YOUR SOLIN GENERATED RECIPE
Grilled Chicken Salad with Mixed Vegetables and Yogurt Dressing
Grilled chicken breast served over a bed of crisp garden greens and seasonal vegetables, finished with a creamy, herb-flecked yogurt dressing.
INGREDIENTS
2.3 oz Grilled Chicken Breast
2 tbsp Non-fat Greek Yogurt
1 large Hard-boiled Egg
2 cups Mixed Greens
1/2 cup Sliced Cucumber
1/4 cup Cherry Tomatoes
1 slice Sourdough Bread
0.5 tsp Olive Oil
PREPARATION
Season the chicken breast with a pinch of salt and pepper.
Lightly coat a grill pan with olive oil and cook the chicken over medium-high heat until the internal temperature reaches 165°F.
While the chicken cooks, place the egg in a small pot of water, bring to a boil, then cover and let sit for 9 minutes before cooling in ice water.

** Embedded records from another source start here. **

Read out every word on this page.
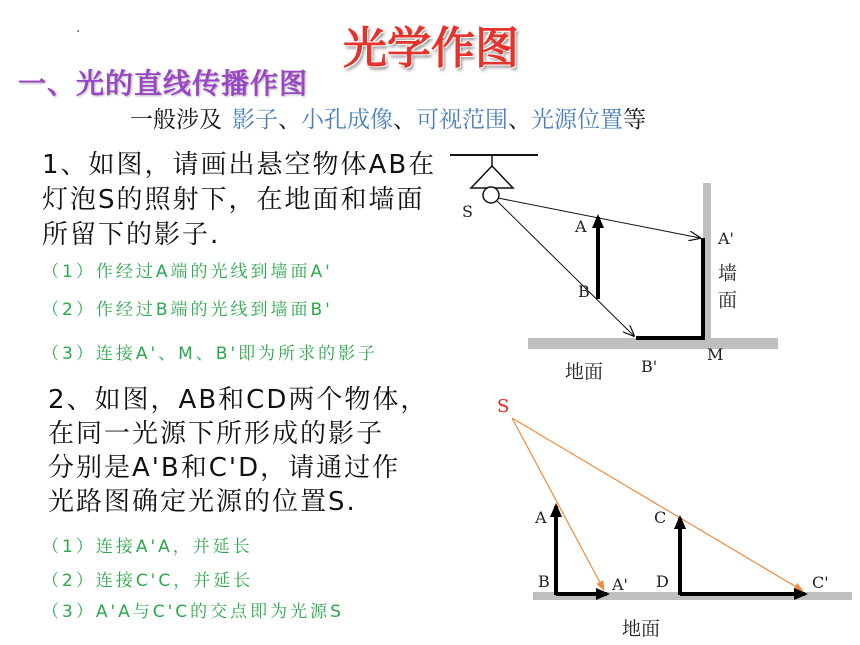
.	光学作图
一、光的直线传播作图
一般涉及 影子、小孔成像、可视范围、光源位置等
1、如图，请画出悬空物体AB在
灯泡S的照射下，在地面和墙面
所留下的影子.
（1）作经过A端的光线到墙面A'
（2）作经过B端的光线到墙面B'
（3）连接A'、M、B'即为所求的影子
2、如图，AB和CD两个物体，
在同一光源下所形成的影子
分别是A'B和C'D，请通过作
光路图确定光源的位置S.
（1）连接A'A，并延长
（2）连接C'C，并延长
（3）A'A与C'C的交点即为光源S
S
A
B
A'
B'
M
地面
S
A
B	A'
C
D	C'
地面
墙面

Whisk together the Greek yogurt, a squeeze of lemon juice, and chopped fresh herbs to create the dressing.
Chop the cucumber and cherry tomatoes, then toss them with the mixed greens in a large bowl.
Slice the grilled chicken and peel the hard-boiled egg.
Toast the sourdough bread until golden brown.
Top the salad with the chicken and egg, drizzle with the yogurt dressing, and serve with the toasted sourdough on the side.